Bracken picks the frame back up and tosses it a few feet away from the group.
He and a student pull back blades of sea weed, turn over a rock, and expose dozens of tiny slug like creatures.
“Probably a little over 200 little miniature sea cucumbers just in that little square,” Bracken said.
During the camp students are visiting several sites on Mitkof Island, learning from local experts about different types of ecosystems and the life within them. On the schedule is hiking on trails through forests, muskegs, and creeks, studying salmon, learning about research techniques, and whale watching.
Sunny Rice, a board member with the Petersburg Marine Mammal Center, developed the curriculum for the science camp. She also works for the Alaska Sea Grant Marine Advisory Program. The local center has been around for 20 years and besides responding to entangled marine mammals, the non-profit also seeks to educate the community about science.
Rice says the camp is like an outdoor experimental classroom for older youth.
“We wanted to give kids something to do with a little bit of, introduce them to a little bit of science but in a really fun and field trip kind of environment,” Rice said.
And the students are taking the science part pretty seriously. Megan O’Soup has been watching the beach discoveries intently and writes down some notes in a journal.
“I just doodled some kelp and seaweed, some chiton, some sea cucumbers and the estimate in which we got, which was 200, O’Soup said.”
Another student, Malcom Fry, bends down to get a better look at the what’s crawling on the beach.
Fry is going into the 7th grade this year. He says he likes learning outside of the classroom.

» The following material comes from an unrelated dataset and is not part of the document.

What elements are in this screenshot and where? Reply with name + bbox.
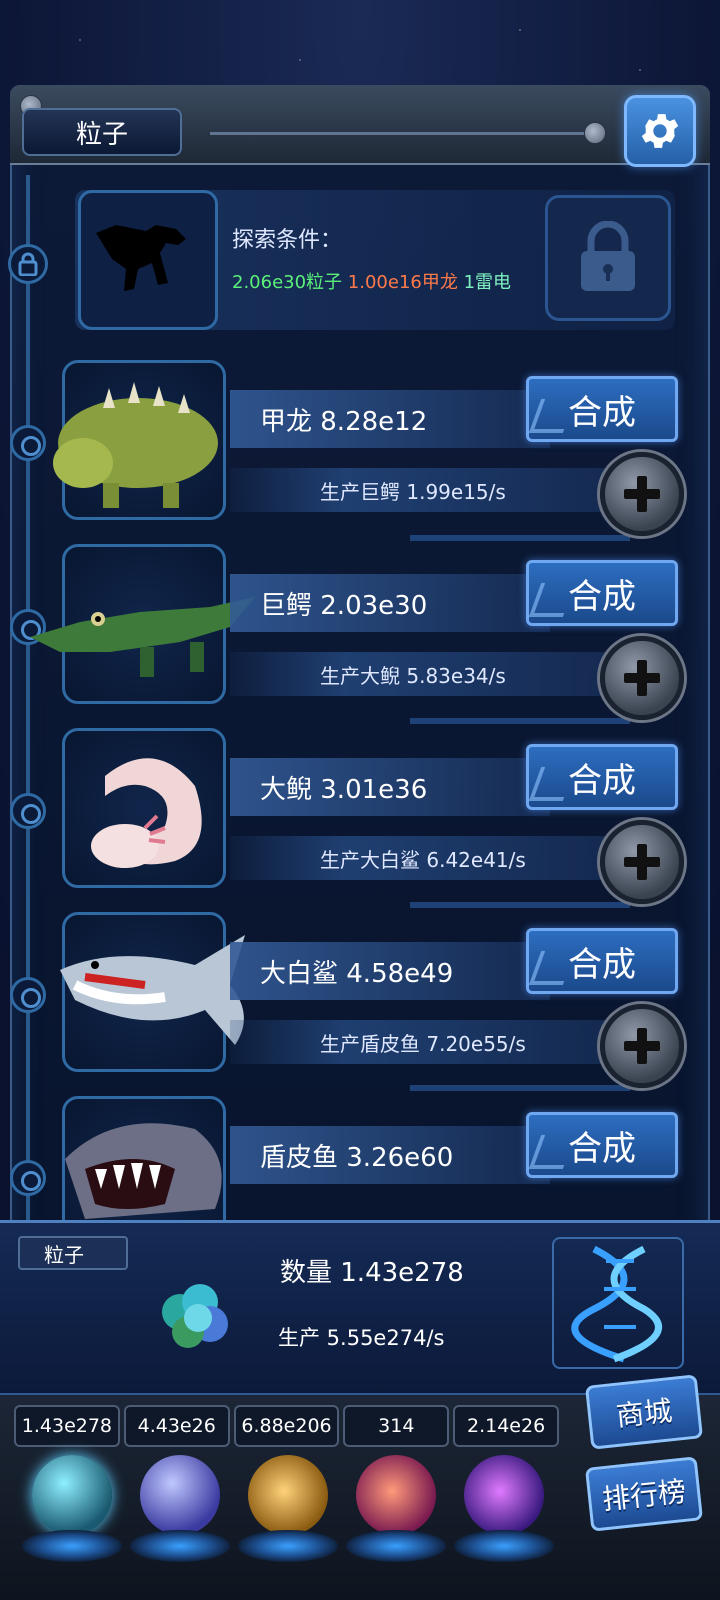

“Because it has a lot of interesting facts that you can’t really get from other people,” Fry said. “When you look around you can actually find a lot of cool stuff, which is awesome. It’s just fun.”

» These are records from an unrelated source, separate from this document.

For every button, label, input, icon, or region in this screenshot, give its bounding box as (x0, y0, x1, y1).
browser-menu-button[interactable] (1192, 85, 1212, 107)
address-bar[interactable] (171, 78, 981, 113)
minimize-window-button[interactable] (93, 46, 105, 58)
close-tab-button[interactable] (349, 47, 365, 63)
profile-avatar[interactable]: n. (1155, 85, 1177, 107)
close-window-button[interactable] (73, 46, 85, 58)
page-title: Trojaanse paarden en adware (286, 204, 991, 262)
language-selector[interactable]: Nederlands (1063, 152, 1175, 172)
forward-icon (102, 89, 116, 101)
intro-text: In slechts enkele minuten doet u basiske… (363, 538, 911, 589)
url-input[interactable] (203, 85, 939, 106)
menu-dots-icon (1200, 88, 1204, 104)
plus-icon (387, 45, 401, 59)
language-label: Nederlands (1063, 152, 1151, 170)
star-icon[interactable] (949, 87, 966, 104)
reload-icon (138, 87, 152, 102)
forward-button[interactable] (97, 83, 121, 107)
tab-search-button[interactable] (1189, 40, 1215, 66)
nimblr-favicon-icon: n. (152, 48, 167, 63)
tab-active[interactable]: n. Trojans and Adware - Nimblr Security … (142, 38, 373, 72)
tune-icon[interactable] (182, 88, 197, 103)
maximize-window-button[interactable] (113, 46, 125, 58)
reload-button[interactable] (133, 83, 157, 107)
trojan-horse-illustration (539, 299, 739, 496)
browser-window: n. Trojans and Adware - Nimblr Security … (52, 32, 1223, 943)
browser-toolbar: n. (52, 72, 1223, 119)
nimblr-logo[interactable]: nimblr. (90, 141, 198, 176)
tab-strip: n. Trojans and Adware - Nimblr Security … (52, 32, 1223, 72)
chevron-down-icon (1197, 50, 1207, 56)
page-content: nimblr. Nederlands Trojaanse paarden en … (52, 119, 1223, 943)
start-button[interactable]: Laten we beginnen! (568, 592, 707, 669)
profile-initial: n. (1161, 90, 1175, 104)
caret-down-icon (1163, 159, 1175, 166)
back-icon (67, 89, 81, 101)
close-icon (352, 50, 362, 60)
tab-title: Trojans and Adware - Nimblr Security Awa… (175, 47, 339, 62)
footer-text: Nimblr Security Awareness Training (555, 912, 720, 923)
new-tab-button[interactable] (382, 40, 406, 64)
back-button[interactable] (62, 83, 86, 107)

“Oh, hey look what we got here,” Bracken said. “We have a gunnel.”
A gunnel is small eel-shaped fish.
Bracken says he really likes this particular beach for its diversity of sea life.

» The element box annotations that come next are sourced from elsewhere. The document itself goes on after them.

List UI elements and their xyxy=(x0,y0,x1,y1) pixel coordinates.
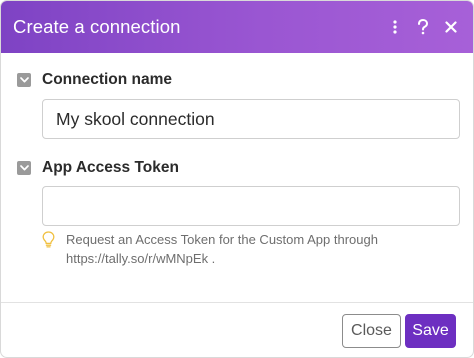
access-token-field-header: App Access Token xyxy=(17,159,179,177)
lightbulb-icon xyxy=(42,231,56,253)
hint-line-1: Request an Access Token for the Custom A… xyxy=(66,232,378,247)
collapse-chevron-icon[interactable] xyxy=(17,161,31,175)
hint-text: Request an Access Token for the Custom A… xyxy=(66,230,378,268)
connection-name-label: Connection name xyxy=(42,71,173,88)
save-button[interactable]: Save xyxy=(405,314,456,348)
dialog-header: Create a connection xyxy=(1,1,473,53)
footer-divider xyxy=(1,302,473,303)
access-token-hint: Request an Access Token for the Custom A… xyxy=(42,230,462,268)
connection-name-field-header: Connection name xyxy=(17,71,172,89)
create-connection-dialog: Create a connection Connection name My s… xyxy=(0,0,474,358)
dialog-title: Create a connection xyxy=(13,16,181,37)
close-button[interactable]: Close xyxy=(342,314,401,348)
close-icon[interactable] xyxy=(437,13,465,41)
connection-name-input[interactable] xyxy=(42,99,460,139)
help-icon[interactable] xyxy=(409,13,437,41)
access-token-label: App Access Token xyxy=(42,159,179,176)
collapse-chevron-icon[interactable] xyxy=(17,73,31,87)
hint-line-2: https://tally.so/r/wMNpEk . xyxy=(66,251,216,266)
access-token-input[interactable] xyxy=(42,186,460,226)
more-vertical-icon[interactable] xyxy=(381,13,409,41)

“It’s just so high energy because we’ve got the flow of the current coming both directions,” Bracken said. “Find things here that we don’t find in other areas.”
Just now something catches our eye out in the water.
“There! There! A sea lion! They’re jumping,” yell students.
The students watch a group of sea lions swimming together, jumping out of the water as they go.
“My lord! I’ve never seen seal lions do that,” said one student.
“They’re swimming kind of like porpoises where they’re jumping out of the water,” Bracken said. “What’s happening is the tide’s coming in now and they’re swimming against the current. So, they’re expending energy to actually come out of the water.”
The students will spend the final day of the camp in town going over everything they’ve learned throughout the week.
Rice says the camp has been so successful that the Petersburg Marine Mammal Center plans to do something like it again next year.